Wallerian degeneration, wld(s), and nmnat

Abstract

Traditionally, researchers have believed that axons are highly dependent on their cell bodies for long-term survival. However, recent studies point to the existence of axon-autonomous mechanism(s) that regulate rapid axon degeneration after axotomy. Here, we review the cellular and molecular events that underlie this process, termed Wallerian degeneration. We describe the biphasic nature of axon degeneration after axotomy and our current understanding of how Wld(S)--an extraordinary protein formed by fusing a Ube4b sequence to Nmnat1--acts to protect severed axons. Interestingly, the neuroprotective effects of Wld(S) span all species tested, which suggests that there is an ancient, Wld(S)-sensitive axon destruction program. Recent studies with Wld(S) also reveal that Wallerian degeneration is genetically related to several dying back axonopathies, thus arguing that Wallerian degeneration can serve as a useful model to understand, and potentially treat, axon degeneration in diverse traumatic or disease contexts.

Figure 1

Wallerian degeneration in wild-type axons and preservation in Wld^S. Injured wild-type axons (middle row) exhibit granular disintegration of the cytoskeleton seen in electron microscopy (left column) and fragmentation visualized by fluorescence microscopy (middle and right columns). Cytoskeletal integrity, unswollen mitochondria, and axon continuity are preserved by the Wld^S gene in each case (bottom row). Note the remarkable consistency of Wallerian degeneration and the neuroprotective Wld^S phenotype between mice and Drosophila. ORN, olfactory receptor neuron. Left column from Brown et al. (1994); reprinted with permission from Wiley-Blackwell. Middle column from Conforti et al. (2007b); reprinted by permission from Macmillan Publishers Ltd., Nature Publishing Group.

Figure 2

Axon protection mediated by Wld^S, Wld^S domains, and Nmnat molecules. The in vivo protective effects have been studied extensively in mouse and Drosophila. (Top) Wld^S-derived sequences represent constructs where specific domains of Wld^S were deleted or mutated. (Bottom) Other Nmnat molecules are mouse Nmnat2 and Nmnat3. Protection in either mouse or Drosophila is shown to the right. Protection and its relative strength are indicated by (+), a lack of protection is indicated by (−), and those not determined in vivo are indicated by n.d. Point mutations or domain swaps are shown above the diagram of each molecule, with point mutation positions that refer to their relative position in Wld^S.

Figure 3

Wallerian degeneration in wild-type axons is a biphasic process. (a) Distal stumps of injured wild-type axons in the dorsal column of mouse spinal cord remain continuous for a latent phase of over 34 h before fragmenting over the course of a few minutes.

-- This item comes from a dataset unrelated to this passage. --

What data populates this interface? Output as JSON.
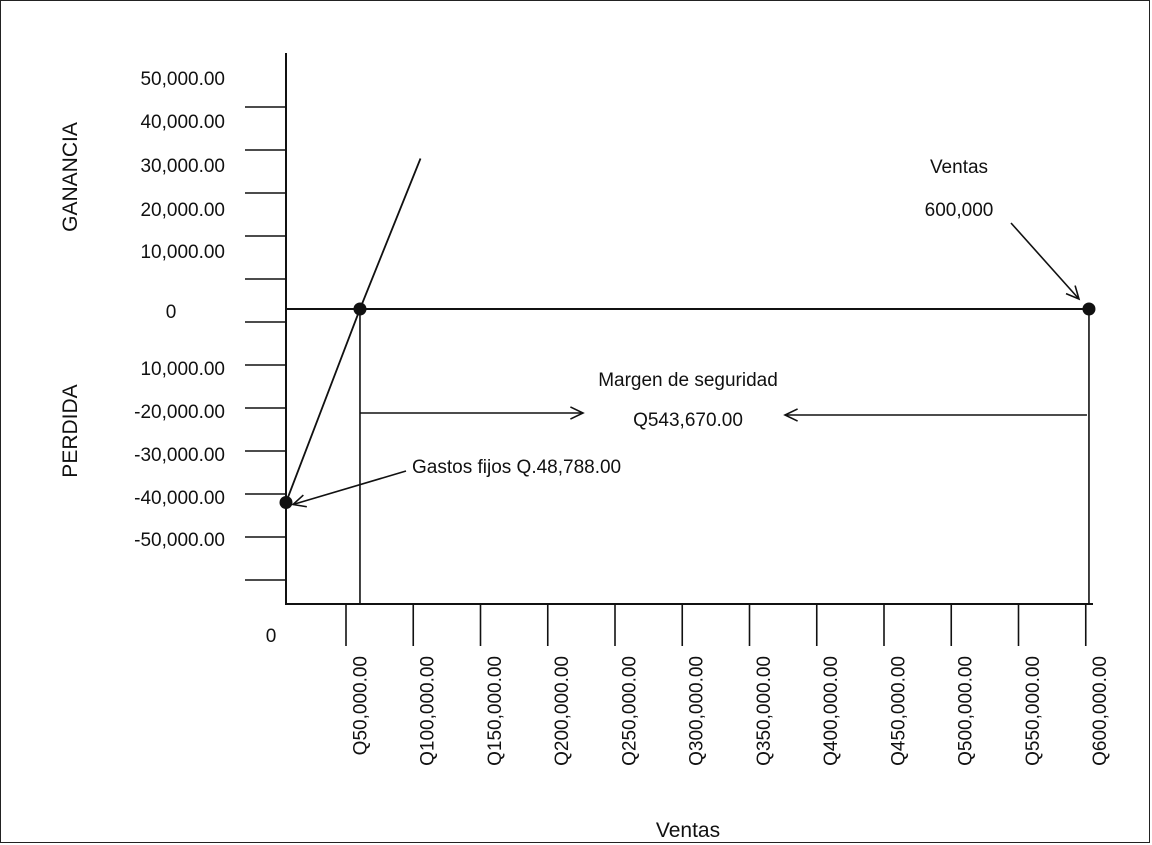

From Kerschensteiner et al. (2005) reprinted by permission from Macmillan Publishers Ltd., Nature Publishing Group. (b) Quantification of fragmented, unfragmented, and partially fragmented wild-type axons in distal sciatic nerve after transection injury shows a similar latent phase followed by fragmentation of all axons in the nerve over the next few hours. The timing of fragmentation is heterogenous within the axon population, but once started, fragmentation is rapid, such that the percentage of partially fragmented axons never exceeds 10% at any one time. From Beirowski et al. (2005) reprinted with permission from BioMed Central.